The same indexing syntax works for reading:

current_values = x["comp.x"]
all_states = x["dynamics.q[:, :]"]

Passing the Initial Guess to the Optimizer

The initial guess vector is passed directly to the Optimizer constructor:

opt = am.Optimizer(model, x)
opt.optimize()

You can also pass custom bounds at the same time:

lower = model.create_vector()
upper = model.create_vector()

lower["comp.x"] = -10.0
upper["comp.x"] = 10.0

opt = am.Optimizer(model, x, lower=lower, upper=upper)
note

If no initial guess is provided, Amigo uses the value specified in add_input() for each variable. If no bounds are provided, it uses the lower and upper specified in add_input().

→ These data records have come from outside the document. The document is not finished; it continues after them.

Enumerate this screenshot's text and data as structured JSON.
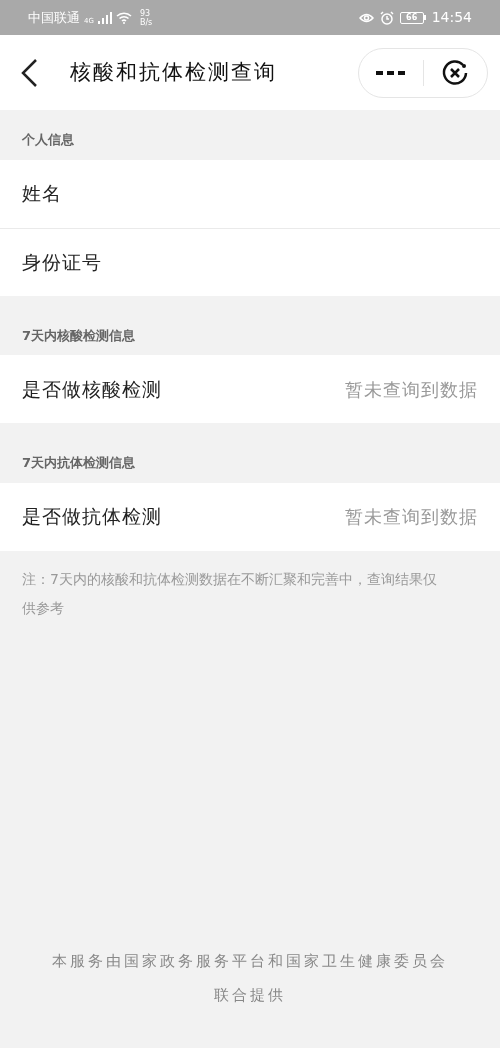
{
  "status_bar": {
    "carrier": "中国联通",
    "network": "4G",
    "speed": "93",
    "speed_unit": "B/s",
    "battery": "66",
    "time": "14:54"
  },
  "header": {
    "title": "核酸和抗体检测查询"
  },
  "sections": [
    {
      "title": "个人信息",
      "rows": [
        {
          "label": "姓名"
        },
        {
          "label": "身份证号"
        }
      ]
    },
    {
      "title": "7天内核酸检测信息",
      "rows": [
        {
          "label": "是否做核酸检测",
          "value": "暂未查询到数据"
        }
      ]
    },
    {
      "title": "7天内抗体检测信息",
      "rows": [
        {
          "label": "是否做抗体检测",
          "value": "暂未查询到数据"
        }
      ]
    }
  ],
  "note": "注：7天内的核酸和抗体检测数据在不断汇聚和完善中，查询结果仅供参考",
  "footer": "本服务由国家政务服务平台和国家卫生健康委员会联合提供"
}
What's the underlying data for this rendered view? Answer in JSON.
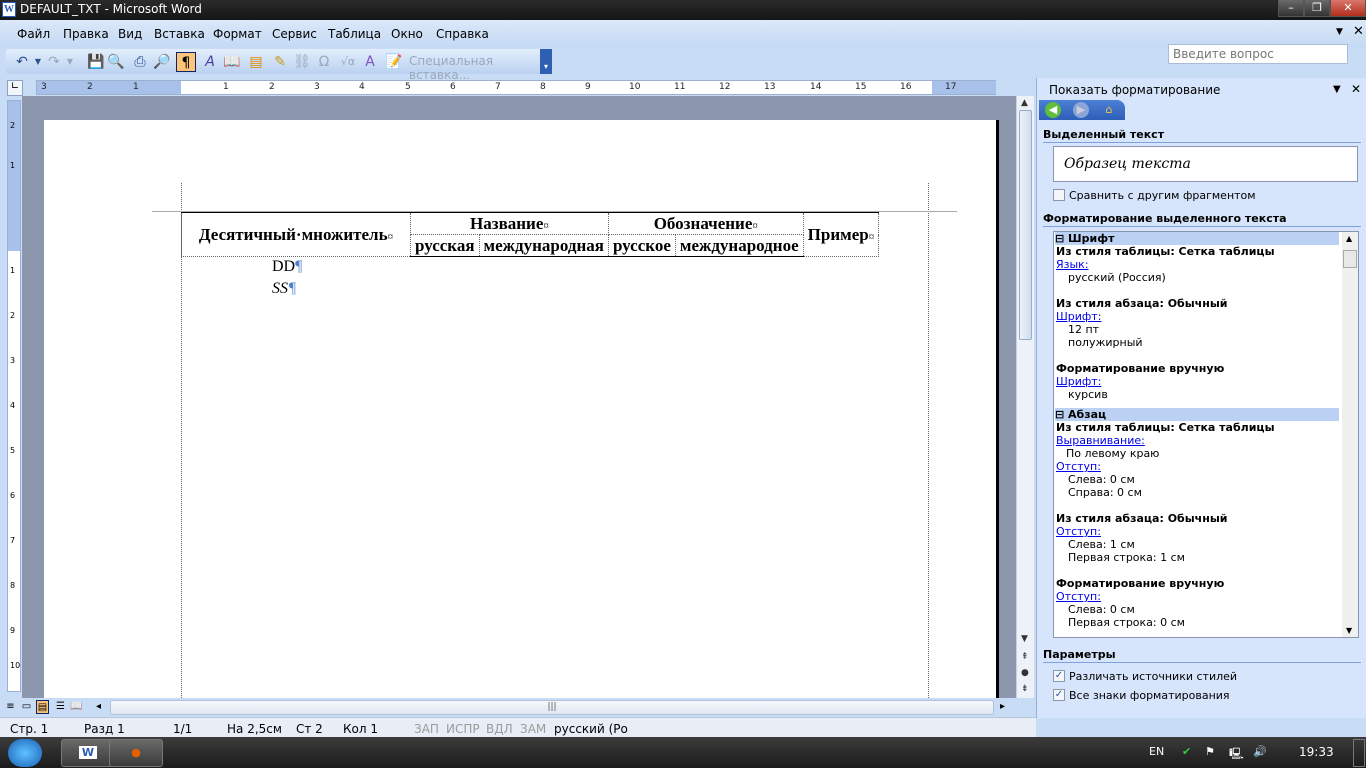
{
  "window": {
    "title": "DEFAULT_TXT - Microsoft Word",
    "app_icon": "W"
  },
  "menu": [
    {
      "label": "Файл"
    },
    {
      "label": "Правка"
    },
    {
      "label": "Вид"
    },
    {
      "label": "Вставка"
    },
    {
      "label": "Формат"
    },
    {
      "label": "Сервис"
    },
    {
      "label": "Таблица"
    },
    {
      "label": "Окно"
    },
    {
      "label": "Справка"
    }
  ],
  "help": {
    "placeholder": "Введите вопрос"
  },
  "toolbar": {
    "icons": [
      "undo-icon",
      "redo-icon",
      "save-icon",
      "print-preview-icon",
      "print-icon",
      "research-icon",
      "show-formatting-icon",
      "styles-icon",
      "book-icon",
      "document-icon",
      "format-painter-icon",
      "link-icon",
      "omega-icon",
      "formula-icon",
      "wordart-icon",
      "table-edit-icon"
    ],
    "paste_special": "Специальная вставка..."
  },
  "ruler": {
    "labels": [
      "3",
      "2",
      "1",
      "1",
      "2",
      "3",
      "4",
      "5",
      "6",
      "7",
      "8",
      "9",
      "10",
      "11",
      "12",
      "13",
      "14",
      "15",
      "16",
      "17"
    ]
  },
  "vruler": {
    "labels": [
      "2",
      "1",
      "1",
      "2",
      "3",
      "4",
      "5",
      "6",
      "7",
      "8",
      "9",
      "10"
    ]
  },
  "document": {
    "table": {
      "header1": "Десятичный·множитель",
      "mark": "¤",
      "name": "Название",
      "designation": "Обозначение",
      "example": "Пример",
      "sub": [
        "русская",
        "международная",
        "русское",
        "международное"
      ]
    },
    "paragraphs": [
      "DD",
      "SS"
    ],
    "pilcrow": "¶"
  },
  "status": {
    "page": "Стр. 1",
    "section": "Разд 1",
    "pages": "1/1",
    "at": "На 2,5см",
    "line": "Ст 2",
    "col": "Кол 1",
    "rec": "ЗАП",
    "trk": "ИСПР",
    "ext": "ВДЛ",
    "ovr": "ЗАМ",
    "lang": "русский (Ро"
  },
  "pane": {
    "title": "Показать форматирование",
    "selected_text_header": "Выделенный текст",
    "sample": "Образец текста",
    "compare_label": "Сравнить с другим фрагментом",
    "compare_checked": false,
    "formatting_header": "Форматирование выделенного текста",
    "lines": [
      {
        "t": "Шрифт",
        "k": "grp"
      },
      {
        "t": "Из стиля таблицы: Сетка таблицы",
        "k": "b"
      },
      {
        "t": "Язык:",
        "k": "lk"
      },
      {
        "t": "русский (Россия)",
        "k": "v"
      },
      {
        "t": "Из стиля абзаца: Обычный",
        "k": "b"
      },
      {
        "t": "Шрифт:",
        "k": "lk"
      },
      {
        "t": "12 пт",
        "k": "v"
      },
      {
        "t": "полужирный",
        "k": "v"
      },
      {
        "t": "Форматирование вручную",
        "k": "b"
      },
      {
        "t": "Шрифт:",
        "k": "lk"
      },
      {
        "t": "курсив",
        "k": "v"
      },
      {
        "t": "Абзац",
        "k": "grp"
      },
      {
        "t": "Из стиля таблицы: Сетка таблицы",
        "k": "b"
      },
      {
        "t": "Выравнивание:",
        "k": "lk"
      },
      {
        "t": "По левому краю",
        "k": "v2"
      },
      {
        "t": "Отступ:",
        "k": "lk"
      },
      {
        "t": "Слева:  0 см",
        "k": "v"
      },
      {
        "t": "Справа:  0 см",
        "k": "v"
      },
      {
        "t": "Из стиля абзаца: Обычный",
        "k": "b"
      },
      {
        "t": "Отступ:",
        "k": "lk"
      },
      {
        "t": "Слева:  1 см",
        "k": "v"
      },
      {
        "t": "Первая строка:  1 см",
        "k": "v"
      },
      {
        "t": "Форматирование вручную",
        "k": "b"
      },
      {
        "t": "Отступ:",
        "k": "lk"
      },
      {
        "t": "Слева:  0 см",
        "k": "v"
      },
      {
        "t": "Первая строка:  0 см",
        "k": "v"
      }
    ],
    "params_header": "Параметры",
    "opt1": "Различать источники стилей",
    "opt1_checked": true,
    "opt2": "Все знаки форматирования",
    "opt2_checked": true
  },
  "taskbar": {
    "lang": "EN",
    "time": "19:33"
  }
}
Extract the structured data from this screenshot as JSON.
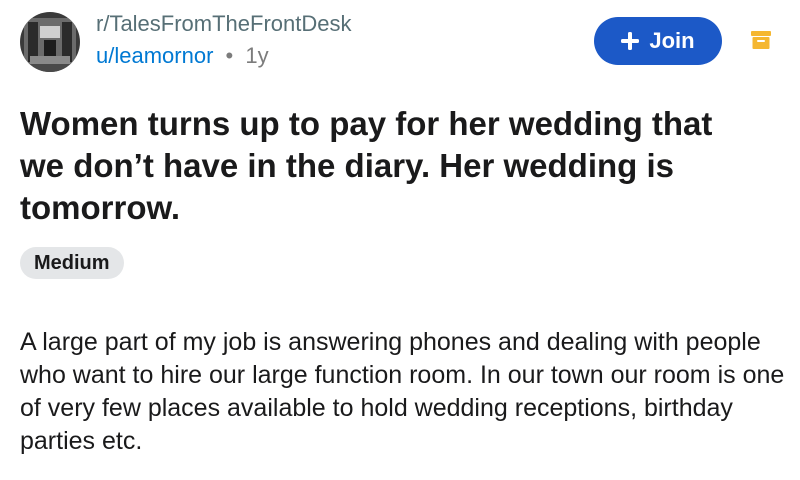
{
  "header": {
    "subreddit": "r/TalesFromTheFrontDesk",
    "username": "u/leamornor",
    "separator": "•",
    "age": "1y",
    "join_label": "Join"
  },
  "icons": {
    "avatar": "subreddit-avatar-icon",
    "join": "plus-icon",
    "archive": "archive-icon"
  },
  "colors": {
    "join_button": "#1c59c7",
    "username": "#0079d3",
    "archive_icon": "#f5b731",
    "flair_background": "#e4e6e8"
  },
  "post": {
    "title": "Women turns up to pay for her wedding that we don’t have in the diary. Her wedding is tomorrow.",
    "flair": "Medium",
    "body": "A large part of my job is answering phones and dealing with people who want to hire our large function room. In our town our room is one of very few places available to hold wedding receptions, birthday parties etc."
  }
}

Strategies for Good Initial Guesses

Linear Interpolation

For trajectory optimization, a linear interpolation between boundary conditions is often a good starting point:

N = 101  # Number of time steps

# Interpolate between initial and final states
h_init = np.linspace(h0, hf, N)
v_init = np.linspace(v0, vf, N)

x["dynamics.q[:, 0]"] = h_init
x["dynamics.q[:, 1]"] = v_init

Physical Reasoning

Use domain knowledge to construct physically meaningful guesses. For example, in a spacecraft re-entry problem, initial control angles might follow a reasonable profile:

# Angle of attack ramps from 30 to 10 degrees
alpha_init = np.radians(np.linspace(30.0, 10.0, N))
x["shuttle.u[:, 0]"] = alpha_init

Using Metadata Defaults

If value was set in add_input(), you can retrieve a vector populated with those defaults:

x = model.get_values_from_meta("value")

This creates a ModelVector with every variable set to its declared default value.

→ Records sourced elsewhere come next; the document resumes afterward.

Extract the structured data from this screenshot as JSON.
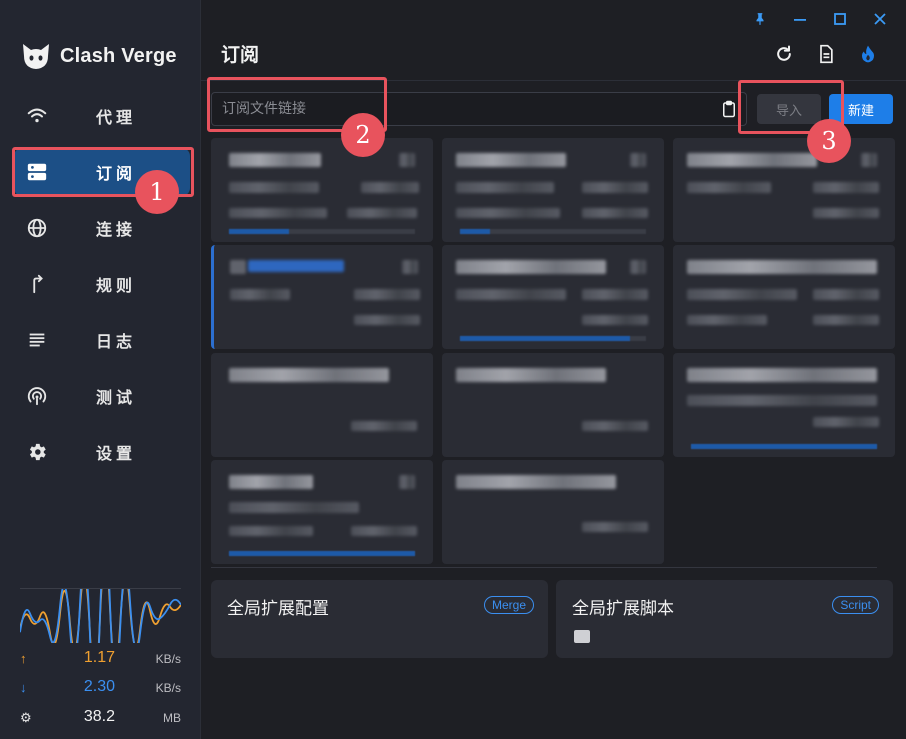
{
  "app": {
    "name": "Clash Verge"
  },
  "sidebar": {
    "items": [
      {
        "label": "代理",
        "icon": "wifi-icon"
      },
      {
        "label": "订阅",
        "icon": "server-icon",
        "active": true
      },
      {
        "label": "连接",
        "icon": "globe-icon"
      },
      {
        "label": "规则",
        "icon": "route-icon"
      },
      {
        "label": "日志",
        "icon": "list-icon"
      },
      {
        "label": "测试",
        "icon": "radar-icon"
      },
      {
        "label": "设置",
        "icon": "gear-icon"
      }
    ]
  },
  "traffic": {
    "upload": {
      "value": "1.17",
      "unit": "KB/s",
      "icon": "arrow-up-icon",
      "color": "#f0a030"
    },
    "download": {
      "value": "2.30",
      "unit": "KB/s",
      "icon": "arrow-down-icon",
      "color": "#3b8ff0"
    },
    "memory": {
      "value": "38.2",
      "unit": "MB",
      "icon": "memory-icon"
    }
  },
  "header": {
    "title": "订阅"
  },
  "toolbar": {
    "url_placeholder": "订阅文件链接",
    "import_label": "导入",
    "new_label": "新建"
  },
  "extensions": [
    {
      "title": "全局扩展配置",
      "chip": "Merge"
    },
    {
      "title": "全局扩展脚本",
      "chip": "Script"
    }
  ],
  "annotations": [
    "1",
    "2",
    "3"
  ],
  "colors": {
    "accent": "#1e7ee8",
    "active_nav": "#1c4f86",
    "annotation": "#e8535d"
  }
}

Warm-Starting from a Previous Solution

After solving a simpler version of the problem (e.g., fewer time steps or relaxed constraints), you can use that solution as an initial guess for the harder problem:

# Solve a coarse problem first
opt_coarse = am.Optimizer(model_coarse, x_coarse)
opt_coarse.optimize()

# Interpolate the coarse solution onto the fine grid
x_fine["dynamics.q[:, 0]"] = np.interp(t_fine, t_coarse, x_coarse["dynamics.q[:, 0]"])

Setting Custom Bounds

Variable bounds can be set per-component and per-instance, just like the initial guess:

lower = model.create_vector()
upper = model.create_vector()

# Set bounds for all instances
lower["dynamics.q"] = -float("inf")
upper["dynamics.q"] = float("inf")

# Set bounds for a specific variable
lower["dynamics.u[:, 0]"] = np.radians(-90.0)
upper["dynamics.u[:, 0]"] = np.radians(90.0)

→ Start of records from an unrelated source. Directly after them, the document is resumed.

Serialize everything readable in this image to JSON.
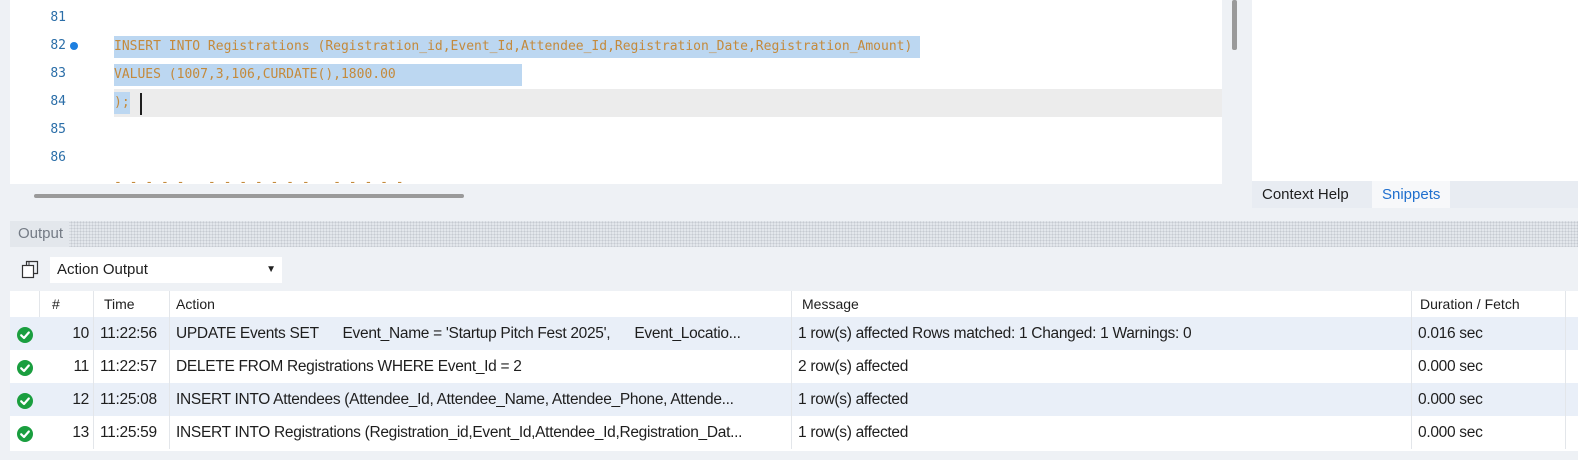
{
  "editor": {
    "lines": [
      {
        "number": "81",
        "text": ""
      },
      {
        "number": "82",
        "text": "INSERT INTO Registrations (Registration_id,Event_Id,Attendee_Id,Registration_Date,Registration_Amount)"
      },
      {
        "number": "83",
        "text": "VALUES (1007,3,106,CURDATE(),1800.00"
      },
      {
        "number": "84",
        "text": ");"
      },
      {
        "number": "85",
        "text": ""
      },
      {
        "number": "86",
        "text": ""
      }
    ],
    "cutoff_text": "- - - - -  .  - - - - - - -  . - - - - -"
  },
  "side_panel": {
    "tabs": [
      "Context Help",
      "Snippets"
    ],
    "active_tab": "Snippets"
  },
  "output": {
    "title": "Output",
    "selector_value": "Action Output",
    "columns": [
      "#",
      "Time",
      "Action",
      "Message",
      "Duration / Fetch"
    ],
    "rows": [
      {
        "num": "10",
        "time": "11:22:56",
        "action": "UPDATE Events SET      Event_Name = 'Startup Pitch Fest 2025',      Event_Locatio...",
        "message": "1 row(s) affected Rows matched: 1  Changed: 1  Warnings: 0",
        "duration": "0.016 sec",
        "status": "success"
      },
      {
        "num": "11",
        "time": "11:22:57",
        "action": "DELETE FROM Registrations WHERE Event_Id = 2",
        "message": "2 row(s) affected",
        "duration": "0.000 sec",
        "status": "success"
      },
      {
        "num": "12",
        "time": "11:25:08",
        "action": "INSERT INTO Attendees (Attendee_Id, Attendee_Name, Attendee_Phone, Attende...",
        "message": "1 row(s) affected",
        "duration": "0.000 sec",
        "status": "success"
      },
      {
        "num": "13",
        "time": "11:25:59",
        "action": "INSERT INTO Registrations (Registration_id,Event_Id,Attendee_Id,Registration_Dat...",
        "message": "1 row(s) affected",
        "duration": "0.000 sec",
        "status": "success"
      }
    ]
  },
  "colors": {
    "selection": "#bcd7f1",
    "code_text": "#c48a3c",
    "line_number": "#2b6ea8",
    "success": "#1a9e3f",
    "alt_row": "#e9eff8",
    "active_tab": "#1f6fce"
  }
}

# Constrain a slack variable to [0, 1]
lower["heat.slack"] = 0.0
upper["heat.slack"] = 1.0
tip

For variables with no physical upper or lower limit, use float("inf") and -float("inf") respectively. Avoid using excessively large numerical values (e.g., 1e20) as bounds, since these can affect the scaling of the problem.

Complete Example

A full initial guess setup for a trajectory optimization problem:

import amigo as am
import numpy as np

# After model.build_module() and model.initialize()
N = 101

# Create vectors
x = model.create_vector()
lower = model.create_vector()
upper = model.create_vector()

# States: linear interpolation between boundary conditions
x["dynamics.q[:, 0]"] = np.linspace(260000.0, 80000.0, N) # altitude
x["dynamics.q[:, 1]"] = np.zeros(N) # longitude
x["dynamics.q[:, 2]"] = np.zeros(N) # latitude
x["dynamics.q[:, 3]"] = np.linspace(25600.0, 2500.0, N) # velocity

# Controls: physically motivated profile
x["dynamics.u[:, 0]"] = np.radians(np.linspace(30.0, 10.0, N))
x["dynamics.u[:, 1]"] = np.radians(-75.0)

# Bounds
lower["dynamics.u[:, 0]"] = np.radians(-90.0)
upper["dynamics.u[:, 0]"] = np.radians(90.0)
lower["dynamics.u[:, 1]"] = np.radians(-89.0)
upper["dynamics.u[:, 1]"] = np.radians(1.0)

# Solve
opt = am.Optimizer(model, x, lower=lower, upper=upper)
opt.optimize()
warning

A poor initial guess can cause the optimizer to converge to a local minimum or fail to converge entirely. When in doubt, start from a physically reasonable state and use conservative control inputs.